The Met buys a sleeper
April 22 2014

Picture: Metropolitan Museum
Above is an interesting new acquisition for the Met in New York, a Salvator Mundi they say is by the Spanish painter Fernando Yanez de la Almedina, and painted in c.1505. In case you're thinking the picture looks a bit Leonardo-esque to be by a Spaniard, then the Met explains in its informative note:
Yáñez clearly spent time in Italy prior to his highly successful career in Spain and he rather than Llanos is usually identified with the "Ferrando Spagnuolo" who in April and August of 1505 collected money for work with Leonardo da Vinci on a mural depicting the battle of Anghiari in the Palazzo della Signoria in Florence ("Ferrando Spagnolo, dipintore, per dipinguere con Lionardo da Vinci nella sala del consiglio florine 5 larghi e a Thomaso di Giovane Merini, su garzone per macinare e colori, florini 1 in oro"; see Benito et al., Los Hernandos, pintores hispanos del entorno de Leonardo, Museo de Bellas Artes de Valencia, 1998, p. 18). Besides Florence, he must also have spent time in northern Italy, where perhaps not coincidentally Leonardo was active prior to his return in Florence in February 1503. This remains highly speculative, however, and is based purely on the stylistic features of Yáñez’s documented work in Spain.

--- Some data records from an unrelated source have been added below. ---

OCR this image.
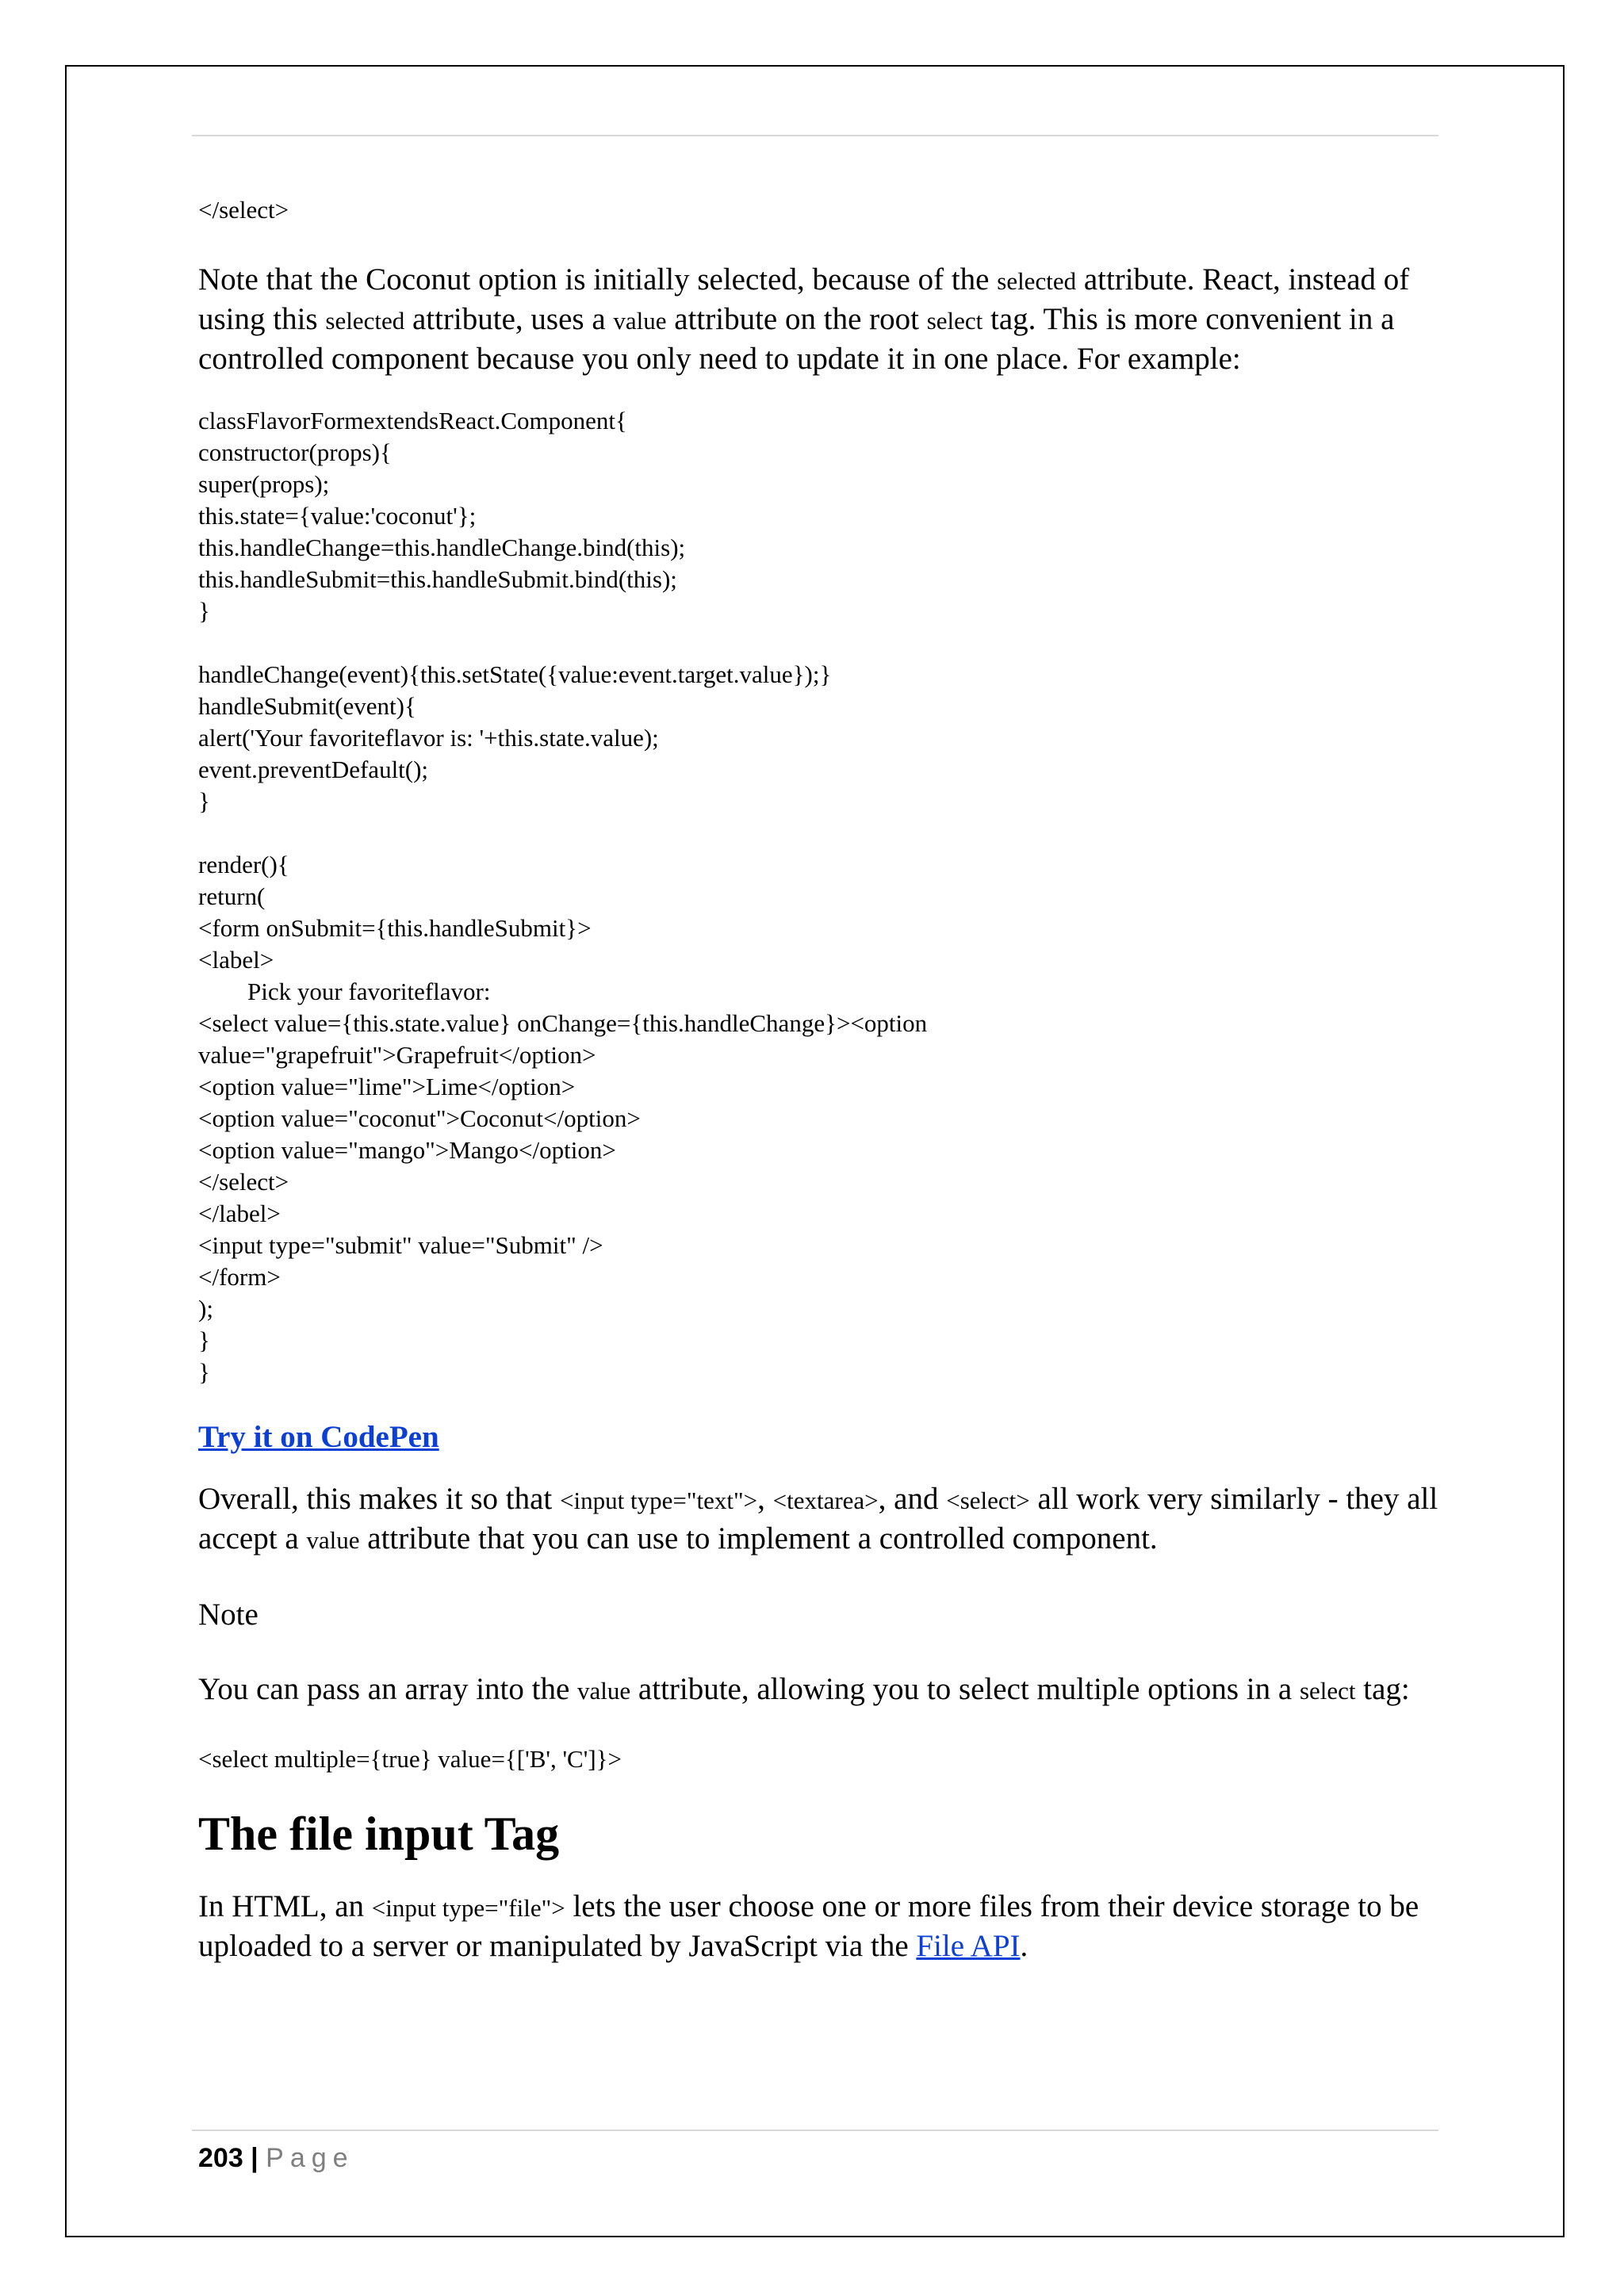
</select>

Note that the Coconut option is initially selected, because of the selected attribute. React, instead of using this selected attribute, uses a value attribute on the root select tag. This is more convenient in a controlled component because you only need to update it in one place. For example:

classFlavorFormextendsReact.Component{
constructor(props){
super(props);
this.state={value:'coconut'};
this.handleChange=this.handleChange.bind(this);
this.handleSubmit=this.handleSubmit.bind(this);
}
handleChange(event){this.setState({value:event.target.value});}
handleSubmit(event){
alert('Your favoriteflavor is: '+this.state.value);
event.preventDefault();
}
render(){
return(
<form onSubmit={this.handleSubmit}>
<label>
Pick your favoriteflavor:
<select value={this.state.value} onChange={this.handleChange}><option
value="grapefruit">Grapefruit</option>
<option value="lime">Lime</option>
<option value="coconut">Coconut</option>
<option value="mango">Mango</option>
</select>
</label>
<input type="submit" value="Submit" />
</form>
);
}
}
Try it on CodePen

Overall, this makes it so that <input type="text">, <textarea>, and <select> all work very similarly - they all accept a value attribute that you can use to implement a controlled component.

Note

You can pass an array into the value attribute, allowing you to select multiple options in a select tag:

<select multiple={true} value={['B', 'C']}>
The file input Tag

In HTML, an <input type="file"> lets the user choose one or more files from their device storage to be uploaded to a server or manipulated by JavaScript via the File API.

203 | Page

The most thorough as well as convincing reconstruction of his early activity in Italy is that of Ibáñez Martínez (1999, pp. 221–40), who rejects earlier conjectures and attributions and considers the Metropolitan’s picture one of two done in Italy by the artist under the influence of Leonardo da Vinci.
The picture was recently offered by Christie's in New York as a work by Jacopo Barbari (1450-1515), where it bought in against an estimate of $400,000-$600,000. I don't know enough about either painter to make even a guess on the attribution, but I remember thinking it was of exceptional quality when I saw it, and was surprised it failed to sell.